The Pai Enterprise platform uses real-time sensing, communication, and actuation across various dispersed energy sources. The platform allows organizations to manage their own intelligent microgrid by continuously modeling supply, demand, and operational constraints. Consequently, the platform turns energy from a reactive issue into a strategic, proactive resource.
“Distributed energy resources are often seen as fragmented and chaotic, a clutter of devices that don’t speak the same language. At PowerLabs, we believe decentralisation doesn’t have to mean disorder. We’re building the intelligence layer that will prove that distributed energy resources can operate as a unified source while leveraging its disaggregation to offer flexibility, cost efficiency, carbon neutrality and redundancy … more than a centralised energy system ever could,” said Tobe Arize, CEO and co-founder of PowerLabs.

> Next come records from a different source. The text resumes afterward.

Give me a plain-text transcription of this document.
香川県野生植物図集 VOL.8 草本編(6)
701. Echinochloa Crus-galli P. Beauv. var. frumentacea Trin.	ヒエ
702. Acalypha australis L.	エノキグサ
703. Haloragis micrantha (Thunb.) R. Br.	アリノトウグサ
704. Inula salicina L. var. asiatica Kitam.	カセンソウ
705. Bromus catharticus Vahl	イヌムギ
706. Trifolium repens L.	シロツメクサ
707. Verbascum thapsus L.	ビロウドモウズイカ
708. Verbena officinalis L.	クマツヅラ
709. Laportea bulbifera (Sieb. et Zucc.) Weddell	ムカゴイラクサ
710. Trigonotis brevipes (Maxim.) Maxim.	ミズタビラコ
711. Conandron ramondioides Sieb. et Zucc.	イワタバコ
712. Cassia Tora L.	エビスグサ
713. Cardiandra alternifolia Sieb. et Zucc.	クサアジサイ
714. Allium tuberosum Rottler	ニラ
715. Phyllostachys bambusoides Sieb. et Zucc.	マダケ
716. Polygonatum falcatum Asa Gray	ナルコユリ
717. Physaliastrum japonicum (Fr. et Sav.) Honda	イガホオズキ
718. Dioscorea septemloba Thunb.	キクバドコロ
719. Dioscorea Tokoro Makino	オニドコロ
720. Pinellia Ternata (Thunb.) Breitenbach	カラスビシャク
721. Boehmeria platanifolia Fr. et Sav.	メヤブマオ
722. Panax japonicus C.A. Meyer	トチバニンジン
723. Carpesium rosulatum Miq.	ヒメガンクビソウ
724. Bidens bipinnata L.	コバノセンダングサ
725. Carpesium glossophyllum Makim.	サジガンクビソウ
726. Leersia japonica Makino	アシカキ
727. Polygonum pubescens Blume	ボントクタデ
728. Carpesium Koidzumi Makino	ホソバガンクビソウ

“We backed PowerLabs at the pre-seed stage because we believe intelligent orchestration will be essential to solving Africa’s energy reliability challenge. The team is building the software and hardware layer that enables businesses to coordinate multiple distributed energy sources in real time. We’re excited to support them as they prove the impact of this model across critical sectors over the next 12–18 months,” said Tosin Faniro-Dada, partner at Breega.